Seules les grandes lignes des deux partenariats ont été dévoilées. Il semblerait que l’objectif soit de procurer une éducation de qualité partiellement subventionnée à la classe moyenne en Egypte. C’est un modèle expérimental. Ceci a d’ailleurs été clairement exprimé par le PDG du Fonds souverain d’Egypte, Ayman Soliman. Il affirme que le secteur de l’éducation offre des opportunités attirantes aux acteurs internationaux. « Le partenariat entre le Fonds souverain, EFG Hermes et GEMS Egypt a permis de fixer des critères d’évaluation. Nous présenterons un modèle d’école qui se focalise sur le développement des compétences dans tous les domaines, du sport à la technologie. Les actifs actuels et potentiels du fonds seront utilisés pour offrir une éducation de qualité en accord avec les critères d’évaluation et les standards internationaux, et ce, moyennant des frais de scolarité abordables. L’objectif est de soutenir la classe face aux listes d’attente et au fardeau des leçons particulières. Ce partenariat sera suivi d’alliances similaires dans le future proche avec des partenaires qui possèdent l’expertise et le capital nécessaire », a affirmé Soliman. Selon toute vraisemblance, les trois acteurs, le Fonds souverain d’Egypte, EFG Hermes et GEMS Egypt multiplieront les investissements dans ce secteur en difficulté à travers un modèle de partenariat garantissant les investissements et les fonds nécessaires. L’absence de fonds dans ce secteur a été l’un des points négatifs soulignés par les rapports d’évaluation de la Banque mondiale, et ceci doit être pris en compte si le pays souhaite que les dépenses sur l’éducation atteignent les normes internationales, soit 4% du PIB.

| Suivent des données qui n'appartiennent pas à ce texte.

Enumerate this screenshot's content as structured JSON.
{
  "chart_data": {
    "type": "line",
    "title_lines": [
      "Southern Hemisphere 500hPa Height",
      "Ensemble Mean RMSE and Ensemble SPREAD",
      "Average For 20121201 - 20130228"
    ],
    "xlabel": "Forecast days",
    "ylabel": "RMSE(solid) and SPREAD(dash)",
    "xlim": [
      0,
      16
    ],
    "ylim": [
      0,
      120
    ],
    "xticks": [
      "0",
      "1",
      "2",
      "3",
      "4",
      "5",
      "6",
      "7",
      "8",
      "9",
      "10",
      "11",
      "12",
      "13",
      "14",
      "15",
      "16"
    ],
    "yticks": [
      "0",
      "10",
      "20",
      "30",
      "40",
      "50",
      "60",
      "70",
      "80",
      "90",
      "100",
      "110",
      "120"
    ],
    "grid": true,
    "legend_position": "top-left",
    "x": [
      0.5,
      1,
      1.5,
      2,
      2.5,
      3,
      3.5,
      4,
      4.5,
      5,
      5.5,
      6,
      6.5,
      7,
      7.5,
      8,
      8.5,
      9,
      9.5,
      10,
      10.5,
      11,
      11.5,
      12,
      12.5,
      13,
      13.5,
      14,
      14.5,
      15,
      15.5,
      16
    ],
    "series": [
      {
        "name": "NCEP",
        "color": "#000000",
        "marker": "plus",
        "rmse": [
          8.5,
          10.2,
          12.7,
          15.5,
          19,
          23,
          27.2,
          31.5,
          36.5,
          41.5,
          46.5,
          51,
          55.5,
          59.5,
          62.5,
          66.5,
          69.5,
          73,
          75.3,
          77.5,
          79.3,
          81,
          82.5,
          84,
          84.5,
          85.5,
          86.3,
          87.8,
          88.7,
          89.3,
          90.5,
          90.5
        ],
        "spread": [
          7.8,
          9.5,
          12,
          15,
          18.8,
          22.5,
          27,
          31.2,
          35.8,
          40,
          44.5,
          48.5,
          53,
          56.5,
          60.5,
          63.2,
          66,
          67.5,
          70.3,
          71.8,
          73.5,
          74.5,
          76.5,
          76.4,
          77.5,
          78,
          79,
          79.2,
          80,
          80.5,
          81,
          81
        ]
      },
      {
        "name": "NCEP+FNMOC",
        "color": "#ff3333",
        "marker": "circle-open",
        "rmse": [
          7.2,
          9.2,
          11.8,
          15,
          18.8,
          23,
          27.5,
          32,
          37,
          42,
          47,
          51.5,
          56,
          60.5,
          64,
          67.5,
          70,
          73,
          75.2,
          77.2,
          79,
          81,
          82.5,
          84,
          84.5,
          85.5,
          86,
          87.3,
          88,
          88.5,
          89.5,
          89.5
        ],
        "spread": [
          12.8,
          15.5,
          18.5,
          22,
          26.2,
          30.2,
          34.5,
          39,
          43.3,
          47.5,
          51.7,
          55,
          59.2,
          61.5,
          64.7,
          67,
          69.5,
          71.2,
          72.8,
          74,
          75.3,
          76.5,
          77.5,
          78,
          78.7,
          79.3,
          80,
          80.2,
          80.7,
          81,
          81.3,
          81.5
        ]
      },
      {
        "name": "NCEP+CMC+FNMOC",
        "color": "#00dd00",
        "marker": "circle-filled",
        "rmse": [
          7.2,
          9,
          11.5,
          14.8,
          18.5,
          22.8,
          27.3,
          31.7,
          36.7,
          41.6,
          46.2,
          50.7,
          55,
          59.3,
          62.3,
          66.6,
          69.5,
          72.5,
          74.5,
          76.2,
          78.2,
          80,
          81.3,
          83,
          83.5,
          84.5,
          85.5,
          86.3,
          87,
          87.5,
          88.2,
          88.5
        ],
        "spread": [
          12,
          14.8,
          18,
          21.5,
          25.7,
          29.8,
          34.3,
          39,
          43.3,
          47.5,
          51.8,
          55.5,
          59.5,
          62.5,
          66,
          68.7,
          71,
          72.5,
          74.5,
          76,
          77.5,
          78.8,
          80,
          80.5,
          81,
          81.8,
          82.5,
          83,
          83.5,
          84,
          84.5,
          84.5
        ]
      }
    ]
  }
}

A propos du Fonds souverain d’Egypte
Le 16 juillet 2018, le parlement égyptien avait approuvé un projet de loi pour créer un Fonds souverain doté d’un capital de 200 milliards de L.E. Ce fonds est principalement chargé de gérer les actifs de l’Etat égyptien dans l’objectif de générer des ressources supplémentaires. Il est gouverné par un conseil d’administration et une assemblée générale composée de 12 membres, dont 3 ministres, un vice-gouverneur de la Banque Centrale et 7 experts égyptiens. Il est présidé par le premier ministre. Sa mission phare est d’attirer les investissements, promouvoir et co-investir dans les actifs de l’Etat, afin de maximiser leur valeur et leur rendement en concluant des partenariats avec le secteur privé international et local dans divers secteurs hautement prioritaires pour le pays comme l’énergie, l’infrastructure, la santé et l’éducation.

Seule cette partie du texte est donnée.